I have this formula to rotate around a sphere
double naX = o.Node.Angle.X;
double naY = o.Node.Angle.Y;
double x = o.DrawingPosition.X - 4.0 * Math.Cos(naX) * Math.Sin(naY);
double y = o.DrawingPosition.Y - 4.0 * Math.Sin(naX) * Math.Sin(naY);
double z = o.DrawingPosition.Z - 4.0 * Math.Cos(naY);
Where 4.0 is the radius to follow and o.DrawingPosition is the center
I want it to rotate along the transform x axis (I have a quaternion and a unit vector normalized for calculated for the Z -1 normal) but if I add offsets the angles won't match
naX += _rotationTicks;
naY += _rotationTicks;
For example, it will follow a infinite shaped trajectory, how can I calculate the correct rotation so it behaves like a perfect circle?
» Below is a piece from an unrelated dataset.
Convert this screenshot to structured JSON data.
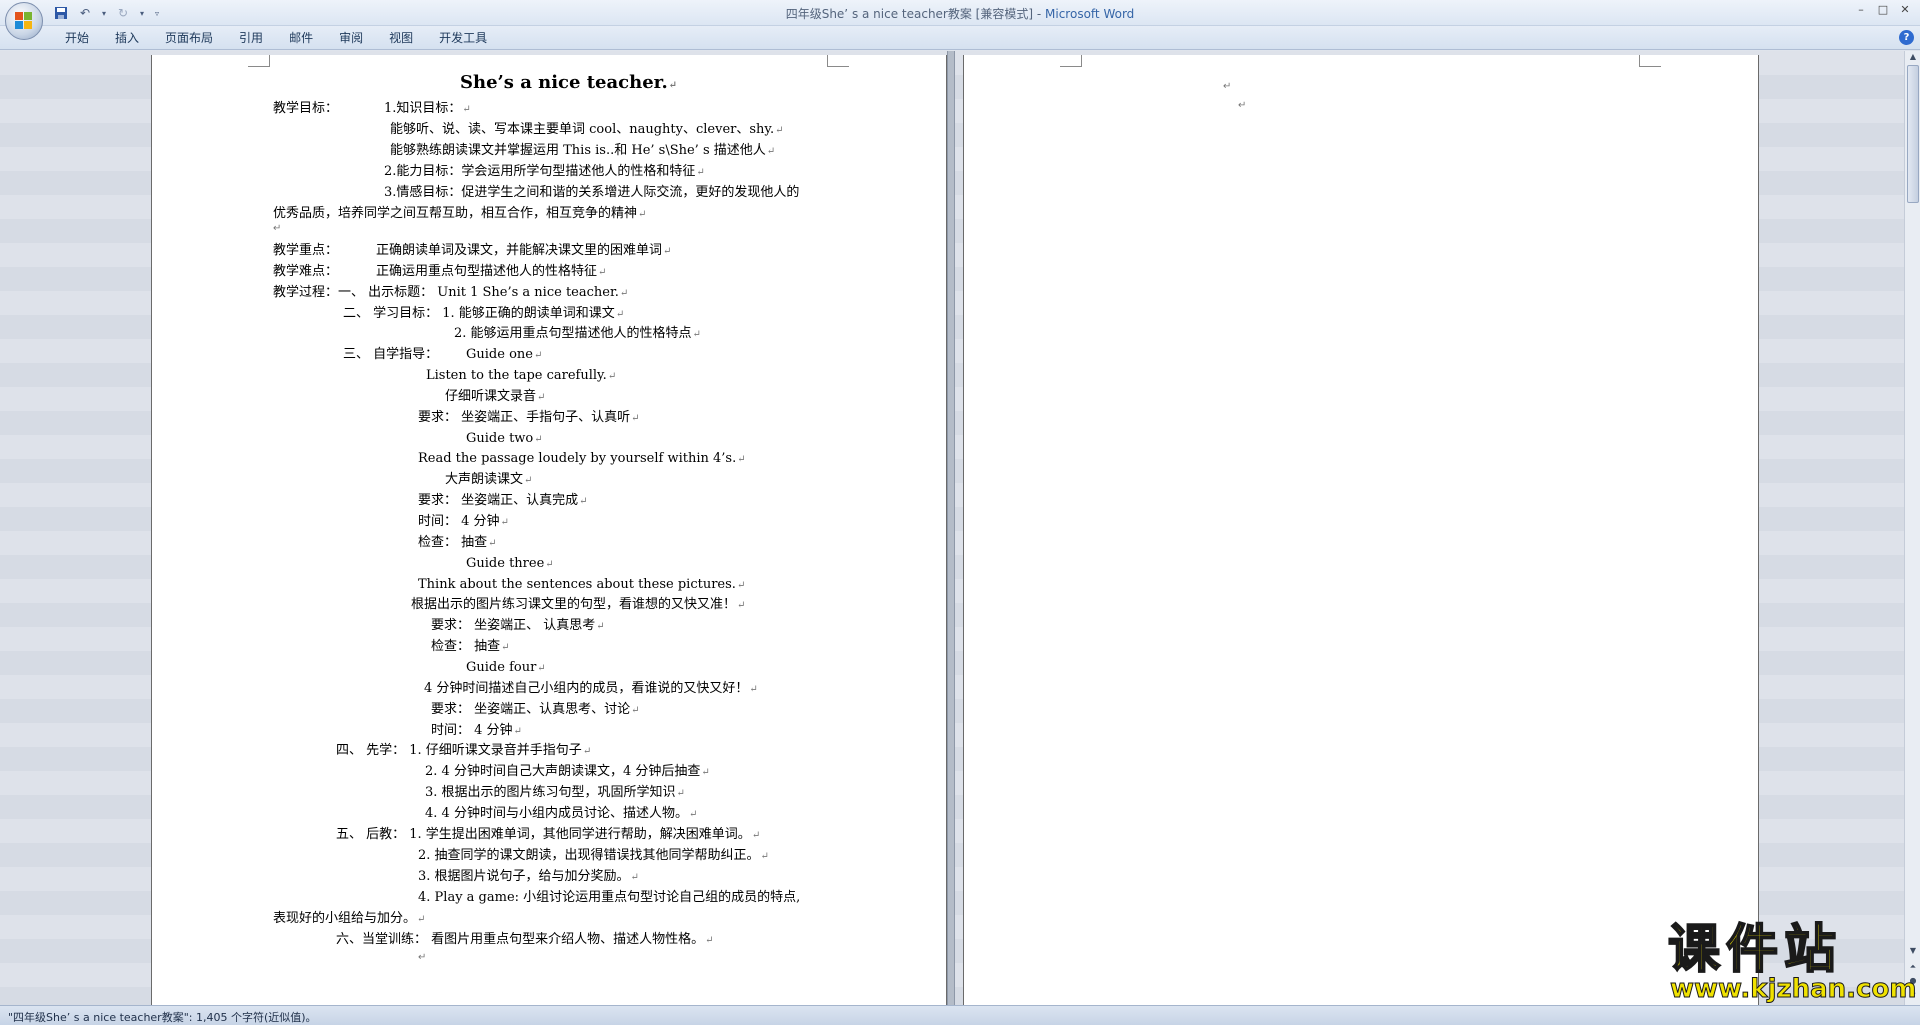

Edit: I found this answer on Rotating body from spherical coordinates
But the main core difference is that both the XY rotation angles and the origins are arbitrary values, there is a forward vector calculated with a quaternion to determine facing like this:
var quat = System.Numerics.Quaternion.CreateFromYawPitchRoll((float)o.Node.Angle.X, (float)o.Node.Angle.Y, 0);
var dirVec = new Vector3(0, -1, 0).ToNumerics();
var downwards = quat.Multiply(dirVec); // it can be backwards, left, right, etc, changing the unit vector from dirVec
Thanks in advance.